Interpreting Covid-19 Test Results

Tags: Covid-19 , Medical tests , Conditional Probability , Desmos

(Español: Interpretación de resultados de pruebas de laboratorio de Covid-19)

Ever since the Covid-19 pandemic started, the subject of interpreting a Covid-19 test results has been coming back to bite me over and over again.

I knew the fact that the probability of a Covid-19 test result giving the correct information depends on the portion of the population that is infected at that moment, but I did not know the details or understand why this could be the case. Every time I tried to read about this I ended up reading articles with lots of tables with made-up numbers that did not help me gain any clarity or understanding on the matter.
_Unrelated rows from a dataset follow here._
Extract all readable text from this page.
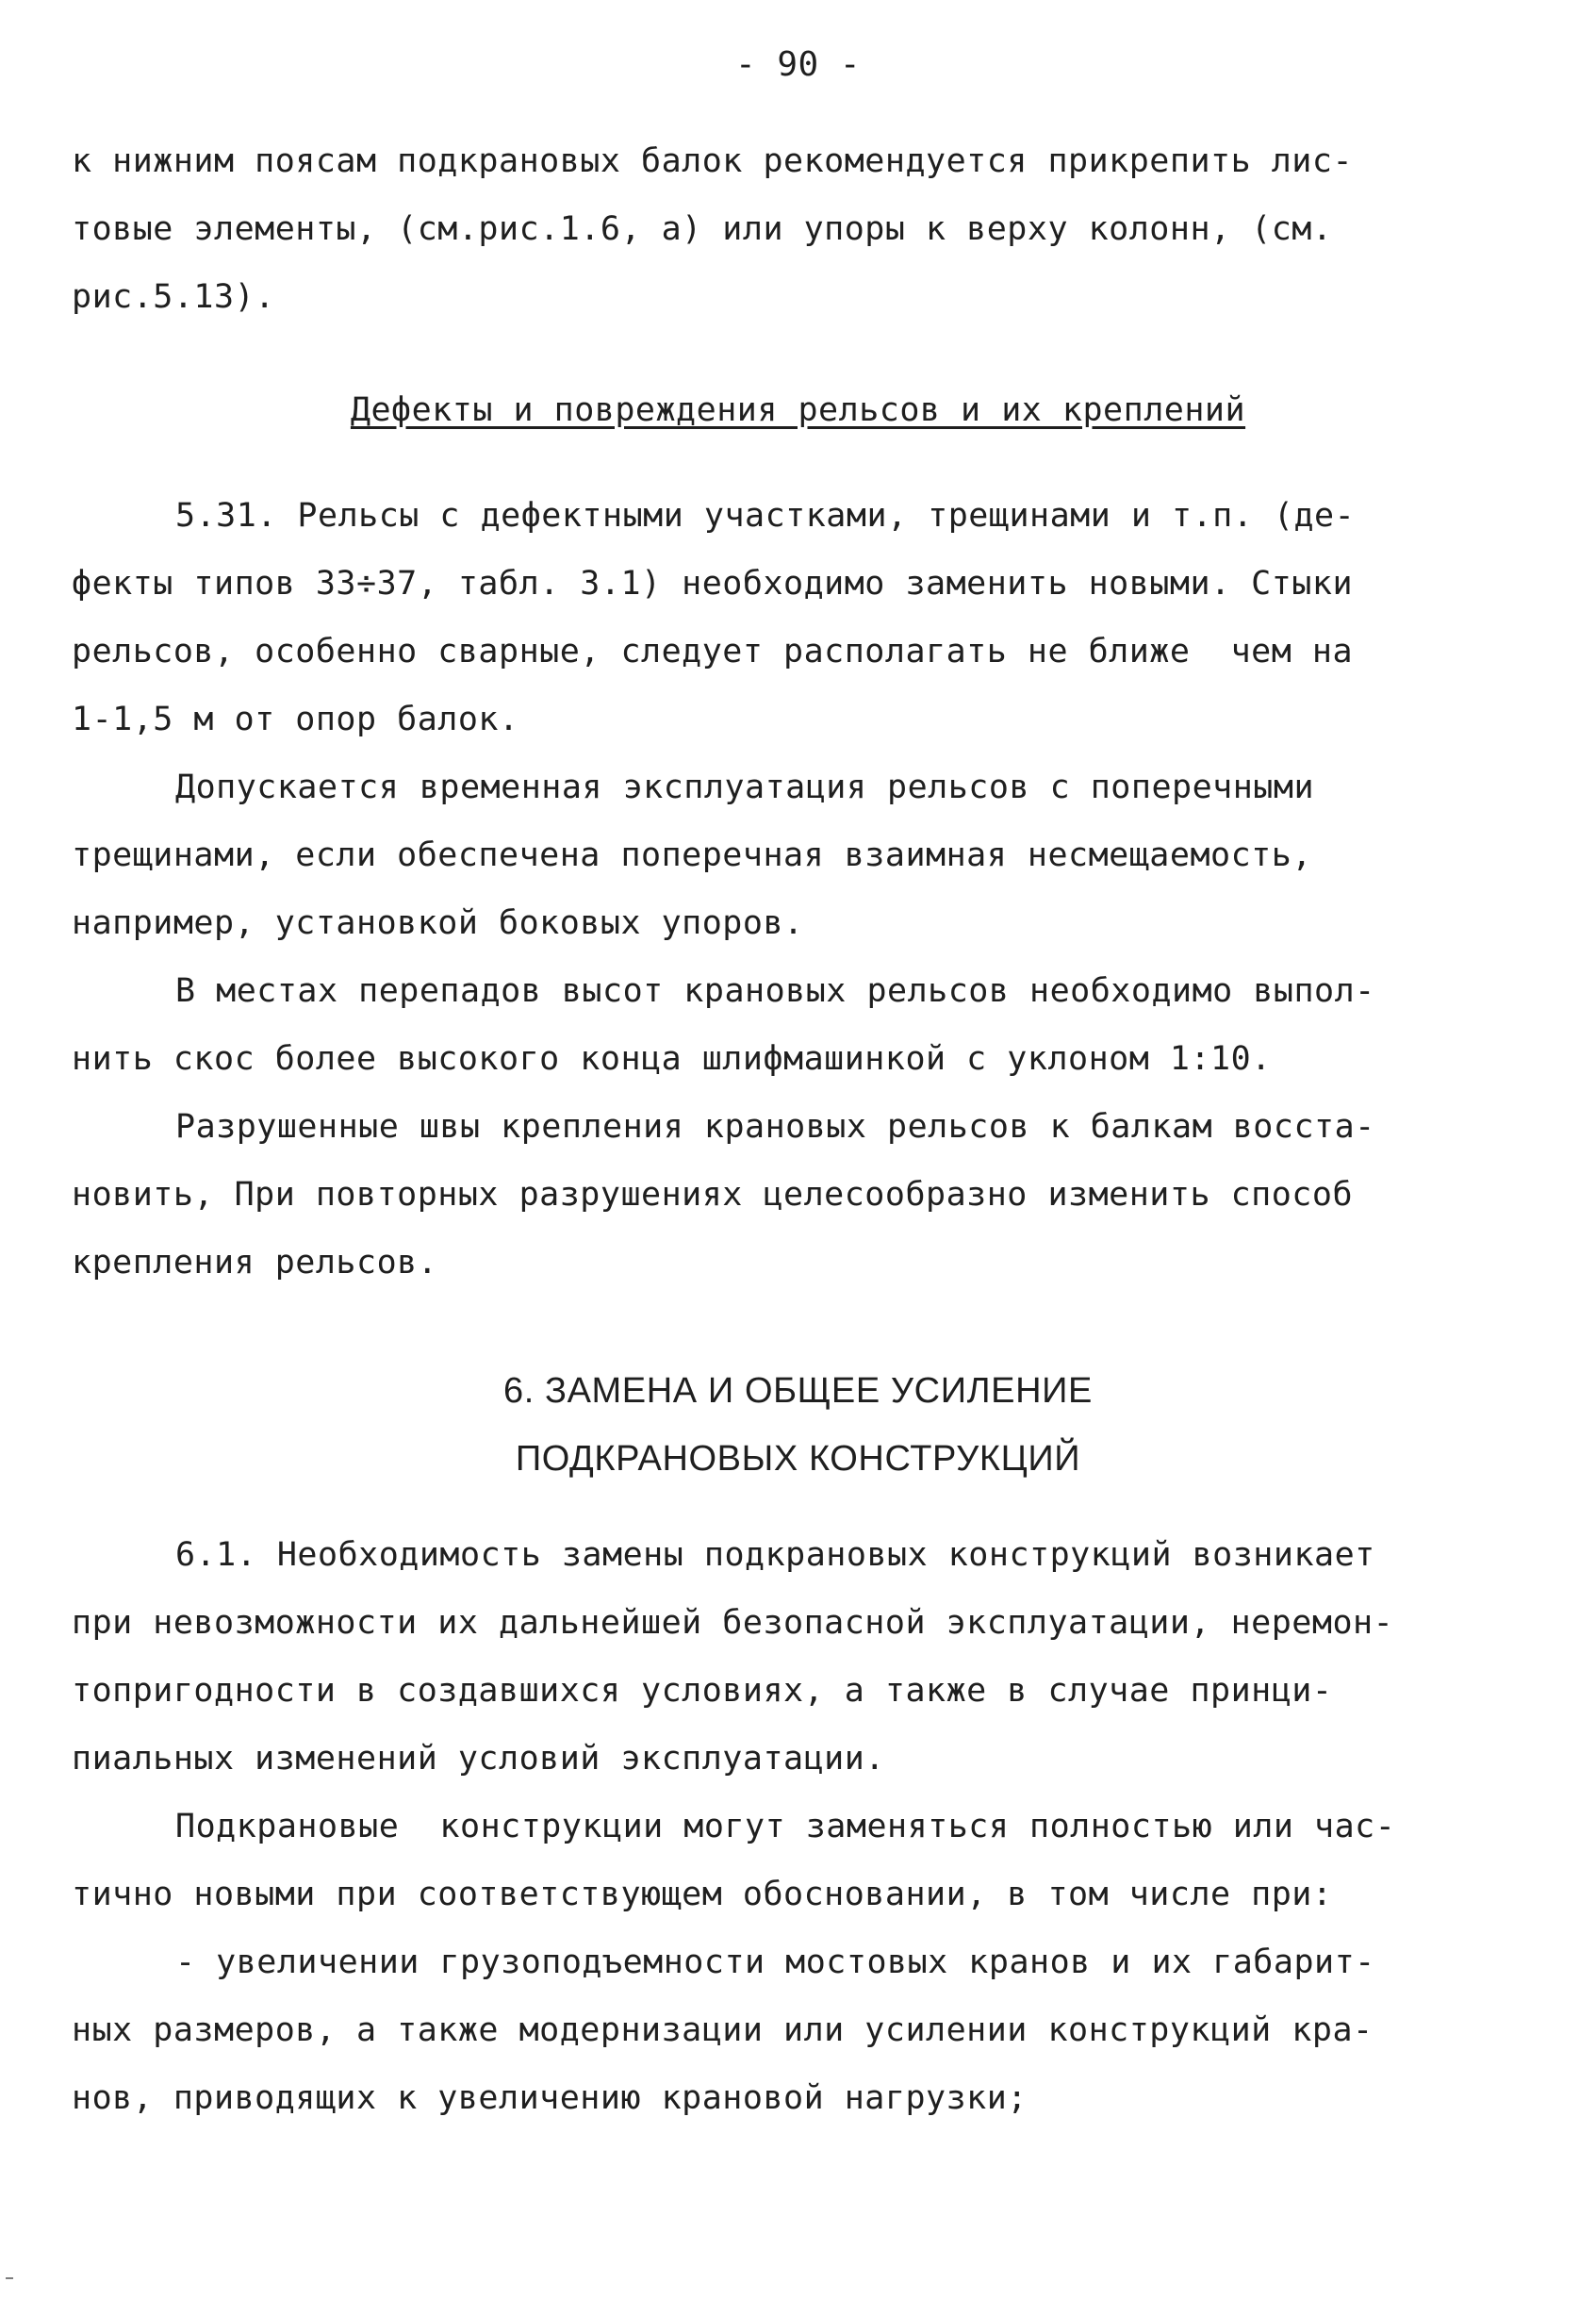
- 90 -
к нижним поясам подкрановых балок рекомендуется прикрепить лис-
товые элементы, (см.рис.1.6, а) или упоры к верху колонн, (см.
рис.5.13).
Дефекты и повреждения рельсов и их креплений
5.31. Рельсы с дефектными участками, трещинами и т.п. (де-
фекты типов 33÷37, табл. 3.1) необходимо заменить новыми. Стыки
рельсов, особенно сварные, следует располагать не ближе  чем на
1-1,5 м от опор балок.
Допускается временная эксплуатация рельсов с поперечными
трещинами, если обеспечена поперечная взаимная несмещаемость,
например, установкой боковых упоров.
В местах перепадов высот крановых рельсов необходимо выпол-
нить скос более высокого конца шлифмашинкой с уклоном 1:10.
Разрушенные швы крепления крановых рельсов к балкам восста-
новить, При повторных разрушениях целесообразно изменить способ
крепления рельсов.
6. ЗАМЕНА И ОБЩЕЕ УСИЛЕНИЕ
ПОДКРАНОВЫХ КОНСТРУКЦИЙ
6.1. Необходимость замены подкрановых конструкций возникает
при невозможности их дальнейшей безопасной эксплуатации, неремон-
топригодности в создавшихся условиях, а также в случае принци-
пиальных изменений условий эксплуатации.
Подкрановые  конструкции могут заменяться полностью или час-
тично новыми при соответствующем обосновании, в том числе при:
- увеличении грузоподъемности мостовых кранов и их габарит-
ных размеров, а также модернизации или усилении конструкций кра-
нов, приводящих к увеличению крановой нагрузки;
I finally found an AMS Feature Column by Bill Casselman that got me a bit closer to understanding, and in this post I give a very graphical explanation using probability trees, provide some extra details, and show some nice interactive plots that I made to play around with the ideas in the column.

Before going any further, I need to establish some terminology.

Some terminology

  • A Covid-19 test may give a positive result when the person is not infected. This is called a false positive.
  • Similarly, a Covid-19 test may give a negative result when the person is in fact infected infected. This is called a false negative.
  • The two remaining outcomes are when the test tells the truth. These are the true positive and true negative.

Which of these four possible outcomes of a Covid-19 test is more important depends on who you are and what you are worrying about. From a societal perspective, the false negatives are probably the most serious ones: they make people think they are not infected when they in fact are, and so increase the chances of them spreading the disease.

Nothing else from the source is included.